The Ultimate Ribeye French Onion Soup
2 ½ pounds thick-cut
bone-in ribeye steak
¾ teaspoon kosher salt
¾ teaspoon ground black pepper
2 tablespoons unsalted butter
1 tablespoon olive oil
6 large onions
sliced 1/2-inch thick
4 sprigs fresh thyme
or more to taste
2 cups dry white wine
1 (32 ounce) carton reduced-sodium beef broth
4 slices artisanal-style bread
¾ cup shredded white Cheddar cheese
½ cup shredded mozzarella cheese
¼ cup shredded Parmesan cheese
Sprinkle steak with 1/2 teaspoon salt and 1/2 teaspoon pepper.
Heat butter and oil in a 6-quart Dutch oven or heavy-bottomed pot over medium-high heat.
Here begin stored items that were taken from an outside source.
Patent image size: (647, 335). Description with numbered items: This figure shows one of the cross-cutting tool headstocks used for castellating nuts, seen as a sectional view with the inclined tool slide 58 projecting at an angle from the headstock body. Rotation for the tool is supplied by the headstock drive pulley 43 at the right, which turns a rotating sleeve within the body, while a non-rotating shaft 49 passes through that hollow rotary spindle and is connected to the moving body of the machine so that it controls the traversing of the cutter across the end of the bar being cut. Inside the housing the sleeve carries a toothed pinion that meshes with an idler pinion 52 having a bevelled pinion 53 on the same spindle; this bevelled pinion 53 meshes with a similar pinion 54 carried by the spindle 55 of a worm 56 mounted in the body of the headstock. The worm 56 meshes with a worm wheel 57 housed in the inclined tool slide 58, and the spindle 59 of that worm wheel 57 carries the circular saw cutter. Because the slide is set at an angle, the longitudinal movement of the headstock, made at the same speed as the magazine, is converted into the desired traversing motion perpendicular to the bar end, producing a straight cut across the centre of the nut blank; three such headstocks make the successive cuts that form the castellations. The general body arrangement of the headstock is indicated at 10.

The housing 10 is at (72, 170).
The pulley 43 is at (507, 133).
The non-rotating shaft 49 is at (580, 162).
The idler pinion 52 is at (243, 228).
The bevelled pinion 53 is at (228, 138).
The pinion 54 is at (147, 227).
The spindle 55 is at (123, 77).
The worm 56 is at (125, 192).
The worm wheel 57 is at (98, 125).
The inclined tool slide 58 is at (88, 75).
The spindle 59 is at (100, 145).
Add steak; sear for 2 to 3 minutes per side. Remove steak; drain all but 1 tablespoon drippings. Stir in onions and thyme; cook, stirring occasionally, until onions are tender, about 15 minutes. Add wine and bring to a boil, stirring with a wooden spoon to scrape up any browned bits. Boil until wine is reduced by half, about 15 minutes.
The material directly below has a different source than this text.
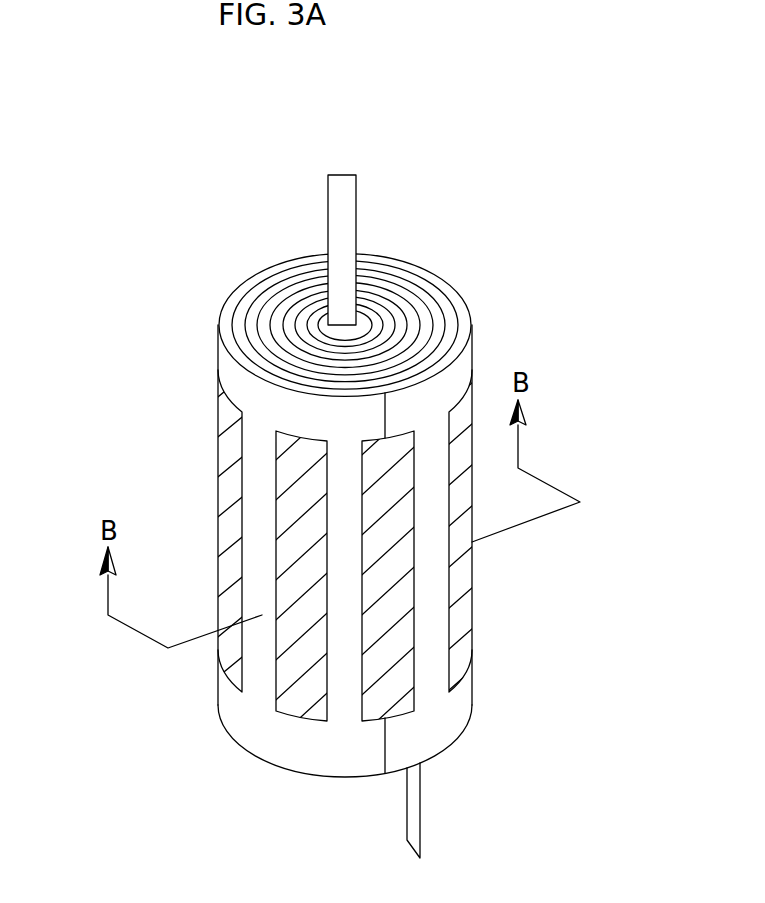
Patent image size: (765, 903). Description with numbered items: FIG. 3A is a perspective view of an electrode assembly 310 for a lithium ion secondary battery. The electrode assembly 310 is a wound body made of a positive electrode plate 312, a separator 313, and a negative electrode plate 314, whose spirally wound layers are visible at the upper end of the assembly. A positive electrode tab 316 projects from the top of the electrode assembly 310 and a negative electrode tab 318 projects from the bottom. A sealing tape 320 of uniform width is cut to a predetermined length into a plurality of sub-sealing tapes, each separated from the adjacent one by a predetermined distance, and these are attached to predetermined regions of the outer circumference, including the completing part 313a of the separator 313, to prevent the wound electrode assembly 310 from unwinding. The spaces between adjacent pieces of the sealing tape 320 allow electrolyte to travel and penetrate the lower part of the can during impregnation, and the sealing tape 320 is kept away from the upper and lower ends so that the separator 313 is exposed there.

Cut steak from the bones and chop into 1-inch pieces; transfer to the pot. Add broth and bring to a boil. Reduce heat; simmer, uncovered, stirring occasionally, until beef is very tender, about 3 hours. Add water as needed to keep onions and beef covered.
Preheat the oven to 425 degrees F (220 degrees C). Arrange bread on a small baking sheet.
Bake bread in the preheated oven until toasted, about 6 minutes.
Stir mozzarella cheese and Parmesan cheese together in a small bowl.
Remove and discard bones and thyme sprigs from the pot. Skim off any excess fat. Stir in remaining salt and pepper.
Set an oven rack 4 to 6 inches from the heat source and preheat the oven’s broiler. Divide soup among 4 oven-proof bowls or mugs; arrange on a large foil-lined baking sheet. Top each bowl with toast and cheeses.
Broil soups until cheese is browned and bubbly, 1 to 2 minutes. Watch closely to prevent burning.